The “Why” Behind Decoupled Oil and Gas Prices

Gas Still Expensive Though Oil Prices Are Down

After hitting a 14 year high in March, oil prices have dropped about 19%. Consumers who expected to see similar price reductions at the gas pump have been sorely disappointed.

The average cost of a gallon of gas is currently about $4.10, only 5.4% lower than its March peak. This leaves some confused and unhappy while refueling. During a Congressional hearing earlier this month, some Democrats blamed Big Oil, claiming energy companies are to blame for the high price of gasoline. Oil companies routinely deny these allegations.

A Complex Network

The system that determines the price of gas is complex and involves many independent players that all participate in a far-reaching network. About 9,000 independent operators drill for oil, which is then typically sold to large oil companies or refiners that turn it into gasoline. The US has 129 refiners.

The fuel is then delivered to more than 130,000 US gas stations. Although many of these stations are plastered with some of Big Oil’s logos, the vast majority are in fact independent operators who have paid for the rights to display those brand names. Large oil companies typically only own about 5% of US gas stations.

Slow to Change

Fuel prices are largely set by mom-and-pop businesses.
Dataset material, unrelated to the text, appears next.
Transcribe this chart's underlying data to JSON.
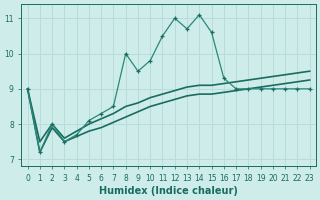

Big box stores that sell gasoline such as Costco (COST) and Kroger (KR) also play a role.

Gasoline is a low-margin business, which makes timing price changes a tricky gamble for station owners, particularly when oil prices are so volatile. Some take a wait-and-see approach in order to avoid missing out on profits if prices are set too low, or sending customers elsewhere if they’re too high. Increased oil production will push oil prices lower, but it’s likely the cost of gas will be slow to follow.